Ice Cube Returns To Rap Music With "I Am The West"Ice Cube has returned to his rap music roots with his latest album, “I Am The West,” his first album since 2008′s “Raw Footage.” To date, I Am The West is receiving a lukewarm reception from rap music critics, who charge that the former NWA star is sticking too close to home, while the rest of the rap music genre has moved on.

Rapper, Actor, Director, Producer

Ice Cube hasn’t been sitting still. His initial work in rap music put him on pace to release a rap album once per year, something he did from 1990-1993. After that, he released an album (War & Peace, Volume 1) in 1998, having spent the intervening time establishing his acting career, working steadily (and mostly) in films as both an actor and producer. He’s recently picked up a television series, “Are We There Yet” where he pulls double duty as a cast member and also serves as the show’s executive producer.

That schedule hasn’t left much time for music. He released War & Peace, Volume 2 in 2000 and Laugh Now, Cry Later in 2006. With I Am The West, critics say that Ice Cube is still spending his time producing gangsta rap when the rest of the industry has moved on. Today’s rap music, they say, is more than guns, women and drugs.

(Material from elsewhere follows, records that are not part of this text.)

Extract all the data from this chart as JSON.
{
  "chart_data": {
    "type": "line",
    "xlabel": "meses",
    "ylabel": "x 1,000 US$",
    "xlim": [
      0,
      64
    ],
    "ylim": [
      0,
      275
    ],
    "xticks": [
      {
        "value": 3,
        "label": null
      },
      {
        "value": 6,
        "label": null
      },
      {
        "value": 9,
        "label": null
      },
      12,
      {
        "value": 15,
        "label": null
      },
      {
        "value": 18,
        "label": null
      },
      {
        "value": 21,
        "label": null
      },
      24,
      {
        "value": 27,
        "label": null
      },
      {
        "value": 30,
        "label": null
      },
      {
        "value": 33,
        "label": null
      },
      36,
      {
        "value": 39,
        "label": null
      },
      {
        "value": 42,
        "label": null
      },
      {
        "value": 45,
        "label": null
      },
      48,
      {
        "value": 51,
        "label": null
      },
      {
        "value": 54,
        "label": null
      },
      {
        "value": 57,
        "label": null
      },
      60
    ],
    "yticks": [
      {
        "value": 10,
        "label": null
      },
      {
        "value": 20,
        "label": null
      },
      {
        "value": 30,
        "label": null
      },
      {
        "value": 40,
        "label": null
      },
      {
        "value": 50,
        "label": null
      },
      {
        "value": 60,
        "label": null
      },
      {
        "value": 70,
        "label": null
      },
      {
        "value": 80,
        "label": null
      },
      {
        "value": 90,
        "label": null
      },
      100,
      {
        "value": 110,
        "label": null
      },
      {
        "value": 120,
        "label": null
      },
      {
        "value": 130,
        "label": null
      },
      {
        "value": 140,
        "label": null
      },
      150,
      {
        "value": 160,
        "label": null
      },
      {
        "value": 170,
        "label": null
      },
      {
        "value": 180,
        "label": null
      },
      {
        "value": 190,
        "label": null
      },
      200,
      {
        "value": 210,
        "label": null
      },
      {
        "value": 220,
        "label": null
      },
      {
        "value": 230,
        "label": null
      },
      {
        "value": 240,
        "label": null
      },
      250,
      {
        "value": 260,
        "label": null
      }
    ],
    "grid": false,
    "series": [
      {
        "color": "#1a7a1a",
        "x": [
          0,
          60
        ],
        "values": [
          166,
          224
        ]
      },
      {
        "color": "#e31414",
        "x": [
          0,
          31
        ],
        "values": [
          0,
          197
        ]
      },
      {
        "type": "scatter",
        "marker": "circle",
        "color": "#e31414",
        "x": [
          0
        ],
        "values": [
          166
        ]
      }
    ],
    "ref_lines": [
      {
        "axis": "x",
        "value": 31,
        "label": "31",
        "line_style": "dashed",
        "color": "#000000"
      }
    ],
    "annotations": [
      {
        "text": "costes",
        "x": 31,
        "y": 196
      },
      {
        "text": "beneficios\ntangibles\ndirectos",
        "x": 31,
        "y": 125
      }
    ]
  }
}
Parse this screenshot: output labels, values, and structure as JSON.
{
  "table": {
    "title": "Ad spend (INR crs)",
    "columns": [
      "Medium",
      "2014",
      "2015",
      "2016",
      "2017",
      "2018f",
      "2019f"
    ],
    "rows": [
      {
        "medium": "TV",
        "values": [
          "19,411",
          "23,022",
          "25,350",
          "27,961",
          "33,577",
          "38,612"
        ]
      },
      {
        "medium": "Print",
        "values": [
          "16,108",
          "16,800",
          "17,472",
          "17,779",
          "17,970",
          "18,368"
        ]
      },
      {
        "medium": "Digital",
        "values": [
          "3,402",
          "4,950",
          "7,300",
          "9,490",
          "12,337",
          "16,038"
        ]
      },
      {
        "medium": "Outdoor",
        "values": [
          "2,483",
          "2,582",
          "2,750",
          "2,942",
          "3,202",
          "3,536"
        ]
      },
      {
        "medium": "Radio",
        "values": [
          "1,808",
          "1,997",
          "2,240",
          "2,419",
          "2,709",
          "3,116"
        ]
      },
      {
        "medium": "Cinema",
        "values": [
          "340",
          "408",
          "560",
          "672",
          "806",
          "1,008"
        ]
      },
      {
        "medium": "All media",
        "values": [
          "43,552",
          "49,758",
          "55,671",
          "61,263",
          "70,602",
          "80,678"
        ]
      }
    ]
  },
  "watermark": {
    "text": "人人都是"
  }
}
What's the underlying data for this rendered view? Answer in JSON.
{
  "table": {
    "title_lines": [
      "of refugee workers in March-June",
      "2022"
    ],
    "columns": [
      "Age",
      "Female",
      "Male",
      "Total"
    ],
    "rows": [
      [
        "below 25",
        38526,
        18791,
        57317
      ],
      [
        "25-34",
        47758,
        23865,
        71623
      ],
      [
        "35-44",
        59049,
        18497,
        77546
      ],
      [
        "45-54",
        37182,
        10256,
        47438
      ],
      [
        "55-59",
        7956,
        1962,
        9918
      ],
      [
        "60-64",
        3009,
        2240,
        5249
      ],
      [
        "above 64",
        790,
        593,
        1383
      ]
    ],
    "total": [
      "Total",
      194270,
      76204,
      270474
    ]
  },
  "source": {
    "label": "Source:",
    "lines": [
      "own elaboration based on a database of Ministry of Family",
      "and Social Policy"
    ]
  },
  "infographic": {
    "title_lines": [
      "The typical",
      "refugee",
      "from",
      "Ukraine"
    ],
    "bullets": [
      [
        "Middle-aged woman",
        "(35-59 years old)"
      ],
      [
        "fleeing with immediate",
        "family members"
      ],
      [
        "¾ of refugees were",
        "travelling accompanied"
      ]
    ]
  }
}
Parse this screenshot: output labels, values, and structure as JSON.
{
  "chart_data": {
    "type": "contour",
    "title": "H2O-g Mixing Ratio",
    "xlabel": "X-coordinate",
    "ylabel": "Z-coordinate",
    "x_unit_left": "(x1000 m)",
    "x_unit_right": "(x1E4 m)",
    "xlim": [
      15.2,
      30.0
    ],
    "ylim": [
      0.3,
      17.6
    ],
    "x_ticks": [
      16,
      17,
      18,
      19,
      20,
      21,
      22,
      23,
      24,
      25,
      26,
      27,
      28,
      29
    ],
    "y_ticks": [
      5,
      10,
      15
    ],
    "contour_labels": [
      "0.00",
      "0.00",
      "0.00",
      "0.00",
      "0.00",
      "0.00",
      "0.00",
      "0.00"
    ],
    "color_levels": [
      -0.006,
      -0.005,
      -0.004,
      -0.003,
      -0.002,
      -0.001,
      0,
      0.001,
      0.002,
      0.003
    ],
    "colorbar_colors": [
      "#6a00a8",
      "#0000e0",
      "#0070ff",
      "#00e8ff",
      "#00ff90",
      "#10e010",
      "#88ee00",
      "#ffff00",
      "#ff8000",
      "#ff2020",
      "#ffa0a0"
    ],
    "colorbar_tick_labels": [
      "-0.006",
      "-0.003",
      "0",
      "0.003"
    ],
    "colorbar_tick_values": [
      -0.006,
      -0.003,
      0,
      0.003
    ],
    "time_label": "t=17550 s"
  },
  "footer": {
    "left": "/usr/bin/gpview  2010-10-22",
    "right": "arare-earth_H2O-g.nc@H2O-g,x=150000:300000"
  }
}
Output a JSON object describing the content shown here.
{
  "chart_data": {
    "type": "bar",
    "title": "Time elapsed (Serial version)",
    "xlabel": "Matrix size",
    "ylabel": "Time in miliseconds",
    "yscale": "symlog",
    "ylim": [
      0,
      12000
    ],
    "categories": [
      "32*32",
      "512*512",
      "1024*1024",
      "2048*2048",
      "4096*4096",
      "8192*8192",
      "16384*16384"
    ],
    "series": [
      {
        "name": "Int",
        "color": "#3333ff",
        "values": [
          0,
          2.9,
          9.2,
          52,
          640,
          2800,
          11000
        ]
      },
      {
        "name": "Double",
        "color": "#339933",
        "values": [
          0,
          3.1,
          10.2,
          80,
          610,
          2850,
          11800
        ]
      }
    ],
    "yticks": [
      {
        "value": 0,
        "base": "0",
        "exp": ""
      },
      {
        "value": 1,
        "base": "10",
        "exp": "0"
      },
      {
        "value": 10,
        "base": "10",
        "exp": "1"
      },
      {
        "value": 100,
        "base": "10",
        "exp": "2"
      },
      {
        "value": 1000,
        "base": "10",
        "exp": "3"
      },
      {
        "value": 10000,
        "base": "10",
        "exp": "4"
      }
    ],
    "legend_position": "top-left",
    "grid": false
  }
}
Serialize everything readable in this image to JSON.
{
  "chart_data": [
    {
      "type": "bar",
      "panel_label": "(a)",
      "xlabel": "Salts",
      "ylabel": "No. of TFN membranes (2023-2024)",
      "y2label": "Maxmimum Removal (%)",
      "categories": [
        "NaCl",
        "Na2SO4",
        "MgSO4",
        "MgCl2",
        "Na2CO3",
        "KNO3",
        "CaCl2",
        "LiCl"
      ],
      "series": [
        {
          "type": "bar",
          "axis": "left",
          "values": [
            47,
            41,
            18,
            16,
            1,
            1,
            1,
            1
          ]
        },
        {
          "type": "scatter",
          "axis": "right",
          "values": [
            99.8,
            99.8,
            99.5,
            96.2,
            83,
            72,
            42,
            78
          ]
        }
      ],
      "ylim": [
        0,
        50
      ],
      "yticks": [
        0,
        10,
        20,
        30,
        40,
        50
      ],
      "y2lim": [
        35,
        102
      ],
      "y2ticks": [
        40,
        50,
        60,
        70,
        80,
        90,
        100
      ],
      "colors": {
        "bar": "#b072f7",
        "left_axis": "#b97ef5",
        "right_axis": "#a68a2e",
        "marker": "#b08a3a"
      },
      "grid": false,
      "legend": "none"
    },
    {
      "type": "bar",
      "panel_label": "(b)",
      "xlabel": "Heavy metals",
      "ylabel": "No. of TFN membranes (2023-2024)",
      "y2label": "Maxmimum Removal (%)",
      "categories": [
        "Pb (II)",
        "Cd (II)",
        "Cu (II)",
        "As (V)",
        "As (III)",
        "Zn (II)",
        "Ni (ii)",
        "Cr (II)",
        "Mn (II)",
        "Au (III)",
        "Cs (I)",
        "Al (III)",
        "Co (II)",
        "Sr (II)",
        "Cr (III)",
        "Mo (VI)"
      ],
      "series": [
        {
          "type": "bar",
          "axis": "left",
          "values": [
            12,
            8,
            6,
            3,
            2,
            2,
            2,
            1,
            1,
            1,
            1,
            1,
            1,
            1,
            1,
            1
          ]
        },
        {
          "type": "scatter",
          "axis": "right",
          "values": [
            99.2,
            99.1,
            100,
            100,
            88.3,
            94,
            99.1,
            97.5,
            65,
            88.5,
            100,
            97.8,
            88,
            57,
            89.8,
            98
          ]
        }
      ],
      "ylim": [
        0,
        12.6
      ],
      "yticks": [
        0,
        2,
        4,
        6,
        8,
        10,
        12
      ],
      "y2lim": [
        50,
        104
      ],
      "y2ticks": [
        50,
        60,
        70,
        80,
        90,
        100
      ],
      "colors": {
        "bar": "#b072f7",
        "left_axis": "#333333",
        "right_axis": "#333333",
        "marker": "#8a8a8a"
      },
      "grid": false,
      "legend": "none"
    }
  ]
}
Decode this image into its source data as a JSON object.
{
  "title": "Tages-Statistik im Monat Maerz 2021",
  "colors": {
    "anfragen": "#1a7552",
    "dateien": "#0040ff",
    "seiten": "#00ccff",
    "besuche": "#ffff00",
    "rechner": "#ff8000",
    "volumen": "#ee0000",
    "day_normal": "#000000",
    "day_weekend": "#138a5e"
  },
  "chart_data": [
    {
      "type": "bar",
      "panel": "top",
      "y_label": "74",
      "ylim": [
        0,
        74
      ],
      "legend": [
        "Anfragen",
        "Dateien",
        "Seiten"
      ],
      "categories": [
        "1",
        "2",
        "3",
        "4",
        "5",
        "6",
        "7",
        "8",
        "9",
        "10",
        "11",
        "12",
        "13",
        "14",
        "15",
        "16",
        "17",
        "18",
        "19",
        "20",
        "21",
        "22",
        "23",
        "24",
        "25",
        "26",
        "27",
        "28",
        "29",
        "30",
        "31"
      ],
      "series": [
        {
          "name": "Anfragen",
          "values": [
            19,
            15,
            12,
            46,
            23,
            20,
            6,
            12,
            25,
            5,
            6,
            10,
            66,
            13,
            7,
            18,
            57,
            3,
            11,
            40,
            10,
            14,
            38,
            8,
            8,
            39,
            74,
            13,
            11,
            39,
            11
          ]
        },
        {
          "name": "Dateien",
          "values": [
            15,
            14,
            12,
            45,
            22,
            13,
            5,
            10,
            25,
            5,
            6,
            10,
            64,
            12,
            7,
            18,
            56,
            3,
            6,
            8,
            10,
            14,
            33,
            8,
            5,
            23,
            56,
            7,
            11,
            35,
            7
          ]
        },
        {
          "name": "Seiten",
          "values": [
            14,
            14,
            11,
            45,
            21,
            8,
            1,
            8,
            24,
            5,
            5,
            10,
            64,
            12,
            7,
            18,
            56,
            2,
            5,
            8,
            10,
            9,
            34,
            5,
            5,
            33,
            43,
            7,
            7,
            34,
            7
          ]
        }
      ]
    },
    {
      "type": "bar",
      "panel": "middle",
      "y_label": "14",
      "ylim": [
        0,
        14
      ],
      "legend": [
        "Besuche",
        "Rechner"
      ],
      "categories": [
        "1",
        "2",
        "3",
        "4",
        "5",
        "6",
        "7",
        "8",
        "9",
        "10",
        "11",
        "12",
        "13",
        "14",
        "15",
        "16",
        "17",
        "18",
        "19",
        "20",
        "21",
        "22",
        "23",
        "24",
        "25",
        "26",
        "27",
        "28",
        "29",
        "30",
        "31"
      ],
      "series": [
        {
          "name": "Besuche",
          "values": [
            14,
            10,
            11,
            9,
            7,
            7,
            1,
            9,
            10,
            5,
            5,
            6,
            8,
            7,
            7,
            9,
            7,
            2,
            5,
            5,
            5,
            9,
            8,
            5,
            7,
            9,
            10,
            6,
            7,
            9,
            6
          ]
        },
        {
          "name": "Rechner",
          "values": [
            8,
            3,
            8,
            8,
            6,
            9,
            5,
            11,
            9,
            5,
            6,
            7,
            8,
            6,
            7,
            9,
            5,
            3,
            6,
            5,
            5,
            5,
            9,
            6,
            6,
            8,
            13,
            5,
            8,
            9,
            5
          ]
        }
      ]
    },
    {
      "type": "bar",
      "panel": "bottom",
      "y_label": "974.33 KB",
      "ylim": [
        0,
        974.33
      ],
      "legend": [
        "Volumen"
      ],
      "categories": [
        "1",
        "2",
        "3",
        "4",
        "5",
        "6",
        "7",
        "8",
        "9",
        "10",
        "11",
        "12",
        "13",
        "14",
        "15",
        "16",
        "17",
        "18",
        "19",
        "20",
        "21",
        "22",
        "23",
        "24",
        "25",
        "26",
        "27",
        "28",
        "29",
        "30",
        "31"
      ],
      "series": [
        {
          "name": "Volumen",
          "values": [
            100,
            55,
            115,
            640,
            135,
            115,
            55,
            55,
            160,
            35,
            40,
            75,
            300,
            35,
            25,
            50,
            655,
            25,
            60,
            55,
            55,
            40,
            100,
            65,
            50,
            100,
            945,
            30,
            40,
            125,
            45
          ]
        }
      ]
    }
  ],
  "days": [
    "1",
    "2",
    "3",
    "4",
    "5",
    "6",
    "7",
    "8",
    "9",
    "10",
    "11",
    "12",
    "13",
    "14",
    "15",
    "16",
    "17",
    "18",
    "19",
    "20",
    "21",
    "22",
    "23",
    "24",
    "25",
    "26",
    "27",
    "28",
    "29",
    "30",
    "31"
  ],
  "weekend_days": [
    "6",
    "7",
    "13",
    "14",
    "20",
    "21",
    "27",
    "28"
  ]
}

For his part, Ice Cube simply doesn’t care. I Am The West is a protest album of sorts. Ice Cube rails against contemporary rappers, whom Ice Cube plainly and decidedly says he’s not. He’s happy creating gangsta rap and knows that his latest music will appeal to his dedicated fan base. While today’s celebrated rap artists find more inspiration in human relationships than in drug deals gone bad, Ice Cube is happy to make the kind of music he’s always made – California-centric street rap.

While his music may have an increasingly limited popular appeal, the rap music industry needs more artists like Ice Cube –not because there’s a pent-up demand for gangsta rap (there’s not), but because Ice Cube is willing to make the music he wants to make without bowing to today’s rap music style.

Rappers who want to make their own music and who aren’t interested so much in what the critics have to say as they are in being comfortable where they’re at are the artists that will ensure that rap music is around for generations to come. Ice Cube’s lyrics may be less meaningful to the masses, but as an artist, he still possesses the power to move the genre forward.